The technology remain “unproven” for large-scale emissions storage, said Anthony Rogers-Wright, environmental justice director for the New York Lawyers for the Public Interest. It’s the newest “epoch of environmental racism,” he said, which will slow the transition from fossil fuel power plants to clean energy and saddle disadvantaged communities with pipelines and other infrastructure.

But navigating U.S. regulations can be daunting, particularly for projects getting federal funds or crossing federal lands, which can trigger requirements under as many as 15 federal statutes, including the Clean Air Act, Safe Drinking Water Act, and Endangered Species Act. Getting bipartisan agreement to streamline those requirements isn’t likely anytime soon, said Sen. John Barrasso (R-Wyo.), who has worked to shepherd legislation chipping away at some regulatory hurdles.

Barrasso’s USE IT Act, signed by President Donald Trump in 2020, included narrow Clean Air Act tweaks to push EPA to support technologies pulling carbon dioxide from ambient air, and made some carbon capture infrastructure, such as pipelines, eligible for streamlined permitting.

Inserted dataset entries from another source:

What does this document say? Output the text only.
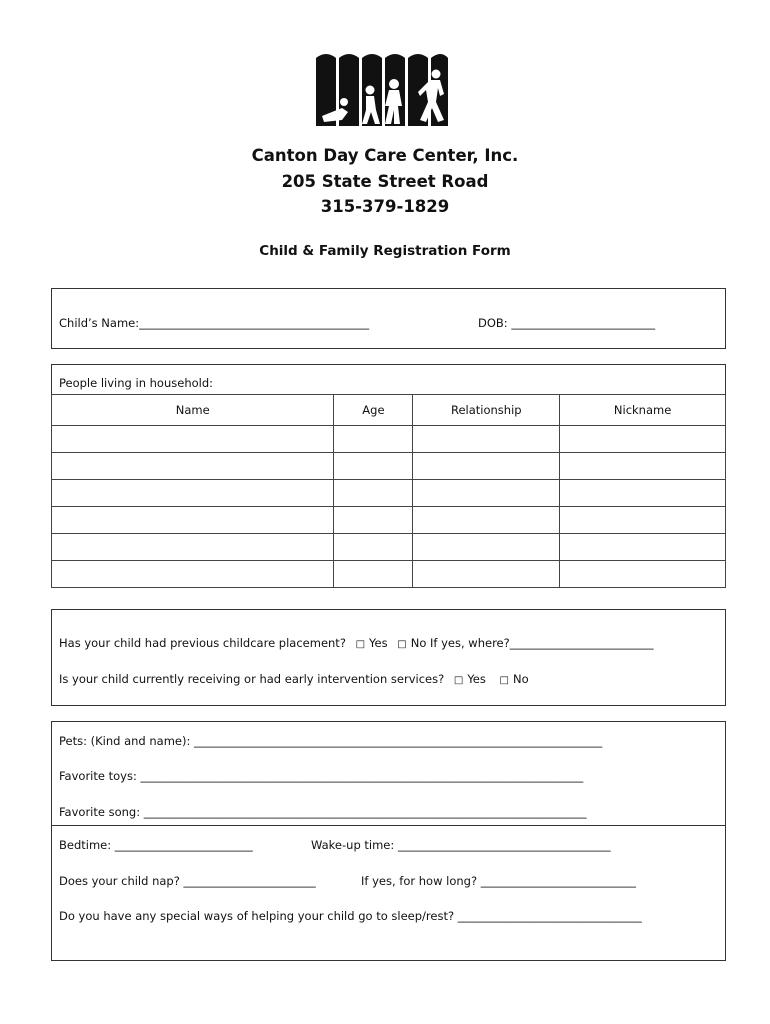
Canton Day Care Center, Inc.
205 State Street Road
315-379-1829
Child & Family Registration Form
Child’s Name:________________________________________	DOB: _________________________
People living in household:
Name	Age	Relationship	Nickname

Has your child had previous childcare placement? □ Yes □ No If yes, where?_________________________
Is your child currently receiving or had early intervention services? □ Yes □ No
Pets: (Kind and name): _______________________________________________________________________
Favorite toys: _____________________________________________________________________________
Favorite song: _____________________________________________________________________________
Bedtime: ________________________	Wake-up time: _____________________________________
Does your child nap? _______________________	If yes, for how long? ___________________________
Do you have any special ways of helping your child go to sleep/rest? ________________________________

But Biden’s guidance failed to “put forth any real solutions,” Barrasso said in an e-mailed statement. If CEQ fails “to provide a reasonable roadmap” for faster deployment, “I believe Congress should look at additional opportunities to streamline permitting and speed up deployment of this critical technology.”

Outdated Requirements

The current regulatory framework is manageable for many carbon capture projects underway, Fry said. But many environmental requirements are outdated “and didn’t contemplate” the accelerated deployment now being considered, he said.

“Without wholesale rewrites, the opportunities to adjust things in a way that would be more efficient and drive projects at a more reasonable pace” could be lost, he said.

Carbon capture backers say there’s been some progress in states now stepping in to try to fast-track regulatory approvals: states including Wyoming, North Dakota, and Louisiana have taken the reins on some regulatory reviews.

Administration officials say Biden has shown his commitment by backing more generous tax incentives and signing the 2021 infrastructure package, the single largest investment ever of $10 billion in carbon management and carbon capture.

Those efforts still aren’t likely to be enough to construct the 1,000-plus carbon capture projects envisioned to meet U.S. climate goals. Accelerating permitting and even more incentives are needed—including giving projects until the end of 2030 to break ground and still qualify for tax credits—according to the Carbon Capture Coalition, representing industry, labor, and several environmental groups

Beyond its guidance, CEQ is also reworking NEPA requirements, though it’s restoring Obama-era requirements to have agencies consider projects’ indirect and cumulative effects—which carbon capture backers say could slow approvals.

Daunting Review Process

U.S. carbon capture projects have grown rapidly over the last decade to about 45 projects in operation or in the pipeline and 5,200 miles of pipelines—more than any other nation.

But Brittany Bolen, a former EPA policy chief and senior counsel for the Trump administration, said regulatory reviews for such projects are time-consuming. Navigating reviews to inject carbon dioxide into underground wells, which require EPA approving Class VI well requirements, can take four to six years.

Some states have responded by seeking “primacy” which could speed up reviews, said Bolen, attorney and senior policy adviser in Sidley Austin LLP’s environmental and government strategies practices.

Multiple permits or reviews could be required for individual projects, Bolen said at a March 9 Sidley forum on carbon capture. They can include Clean Water Act permits for discharges to surface water; Title V operating permits under the Clean Air Act; new source review pre-construction permits for new or modifying sources; and permits under the Safe Drinking Water Act Underground Injection Control requirements for wells.

“And this is not an exhaustive list,” Bolen said. EPA greenhouse gas reporting requirements also are “a key component” for operations seeking 45Q carbon capture tax credits to verify their stored emissions, she said."